1. Get the biggies out of the way first
If the entire approach is wrong, talk about that first. Same if the tone feels off. These are things that will affect the whole piece, and by addressing the major issues first, your writer can immediately start thinking about the big idea for the next draft.
This might sound obvious, but it’s a waste of time running through a load of specific amends, and then adding “by the way, can you make it a bit more lively?”
You should still mark-up smaller issues like stylistic inconsistencies, grammar and typos, but they’re easily sorted once the big stuff has been fixed.
2. Talk about the work, not the person
Writers can be very precious about work that they’ve pored over. So instead of saying “you’ve missed this key point from the intro”, tell them “the intro needs to include this key point”.
It might feel like you’re walking on eggshells, but this subtle difference will make things feel more constructive, and less personal.
3. Be specific
Writers hate generic advice like “I just don’t like it”, or “Can you make it more creative?”
So before you tell them that you can’t quite put your finger on it, see if you can point out specific words, phrases, or sentences that aren’t working for you, and explain what needs to change.
Maybe the language is wrong. Or it could be the sentence structure needs looking at. Whatever it is, stay focussed on the problems, rather than suggesting potential fixes or rewrites – they’re the experts here.
4. Keep coming back to the brief
Creative ideas might be subjective, but providing you’ve given your writer a solid brief, you should be able to cross reference all the key messages in the brief, with the copy in the finished piece.
Think of it like an email where somebody’s asked you several questions and you answer each one in your reply. Do this when giving feedback, checking off all the points within the brief. If something’s genuinely missing from the writer’s work, they’ll be happy to fix it for you.
5. Ask them questions too
Feedback doesn’t always have to be one-way traffic. Feel free to ask your writer to walk you through their thinking. They might have come at it from an angle that you hadn’t considered.

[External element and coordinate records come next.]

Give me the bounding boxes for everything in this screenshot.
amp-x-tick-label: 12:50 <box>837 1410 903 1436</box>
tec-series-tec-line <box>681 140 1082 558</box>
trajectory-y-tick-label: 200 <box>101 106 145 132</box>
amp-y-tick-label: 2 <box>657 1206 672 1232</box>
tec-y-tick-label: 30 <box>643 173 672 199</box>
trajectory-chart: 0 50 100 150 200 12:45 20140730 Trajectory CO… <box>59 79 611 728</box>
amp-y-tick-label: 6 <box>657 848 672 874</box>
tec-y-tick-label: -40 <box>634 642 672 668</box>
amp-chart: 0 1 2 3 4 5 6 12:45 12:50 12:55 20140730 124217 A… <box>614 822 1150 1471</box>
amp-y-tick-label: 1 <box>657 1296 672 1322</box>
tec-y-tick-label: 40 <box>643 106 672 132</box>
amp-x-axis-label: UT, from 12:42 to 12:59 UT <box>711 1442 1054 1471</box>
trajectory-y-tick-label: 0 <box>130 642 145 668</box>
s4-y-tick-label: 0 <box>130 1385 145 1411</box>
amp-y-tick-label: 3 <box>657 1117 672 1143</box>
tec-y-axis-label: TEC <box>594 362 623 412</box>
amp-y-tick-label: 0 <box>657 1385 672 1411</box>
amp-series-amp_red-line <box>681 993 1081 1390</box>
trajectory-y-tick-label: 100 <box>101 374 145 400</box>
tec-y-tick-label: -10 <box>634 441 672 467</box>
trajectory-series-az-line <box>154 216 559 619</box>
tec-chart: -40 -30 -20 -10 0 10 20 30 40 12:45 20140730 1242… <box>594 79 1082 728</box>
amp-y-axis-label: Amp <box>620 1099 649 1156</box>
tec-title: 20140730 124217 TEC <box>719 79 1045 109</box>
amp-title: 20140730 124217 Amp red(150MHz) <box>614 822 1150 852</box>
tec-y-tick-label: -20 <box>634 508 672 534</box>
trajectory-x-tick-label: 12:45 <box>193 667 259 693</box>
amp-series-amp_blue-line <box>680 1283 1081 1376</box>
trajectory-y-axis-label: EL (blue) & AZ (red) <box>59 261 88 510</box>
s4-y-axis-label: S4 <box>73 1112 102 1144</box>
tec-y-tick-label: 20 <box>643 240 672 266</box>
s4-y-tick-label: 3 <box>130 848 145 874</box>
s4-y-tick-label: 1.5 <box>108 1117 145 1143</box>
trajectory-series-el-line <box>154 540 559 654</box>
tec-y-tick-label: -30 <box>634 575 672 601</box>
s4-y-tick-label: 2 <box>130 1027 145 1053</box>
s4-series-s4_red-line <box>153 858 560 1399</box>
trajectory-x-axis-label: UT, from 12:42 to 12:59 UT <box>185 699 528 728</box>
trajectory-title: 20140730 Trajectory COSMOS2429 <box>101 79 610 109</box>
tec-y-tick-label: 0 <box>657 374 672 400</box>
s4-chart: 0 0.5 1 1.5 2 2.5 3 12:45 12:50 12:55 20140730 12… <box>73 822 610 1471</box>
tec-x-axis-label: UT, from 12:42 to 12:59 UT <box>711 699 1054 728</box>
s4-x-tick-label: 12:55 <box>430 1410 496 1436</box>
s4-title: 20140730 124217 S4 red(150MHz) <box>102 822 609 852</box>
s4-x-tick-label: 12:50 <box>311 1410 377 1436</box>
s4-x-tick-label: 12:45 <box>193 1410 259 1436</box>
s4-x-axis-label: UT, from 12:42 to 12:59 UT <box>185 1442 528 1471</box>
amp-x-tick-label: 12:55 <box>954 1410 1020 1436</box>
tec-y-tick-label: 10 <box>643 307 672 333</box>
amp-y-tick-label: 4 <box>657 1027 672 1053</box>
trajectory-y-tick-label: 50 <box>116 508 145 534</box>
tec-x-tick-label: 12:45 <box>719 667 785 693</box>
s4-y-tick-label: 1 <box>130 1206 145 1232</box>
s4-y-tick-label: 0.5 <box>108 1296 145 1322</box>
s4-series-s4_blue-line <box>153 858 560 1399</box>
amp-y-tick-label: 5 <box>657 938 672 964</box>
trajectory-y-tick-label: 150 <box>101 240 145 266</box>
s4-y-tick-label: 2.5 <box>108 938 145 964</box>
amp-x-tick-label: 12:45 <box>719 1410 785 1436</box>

Even though we dwell on the negatives longer, we all love a little ego boost from time-to-time, so make sure to point out the bits that you like rather than keeping everything doom and gloom.
6. Think how you’d feel
Put yourself in their shoes. Is this the feedback you’d want to receive? If you’re honest with yourself, you’ll know straight away if it’s too harsh, or too woolly.
By following these tips, you’ll be a whizz at keeping feedback professional, pointed and easy, and your writer will find you a breeze to work with. The last thing you want to do is get on their bad side.
Because as the old saying goes: “Don’t mess with writers. They’ll describe you.”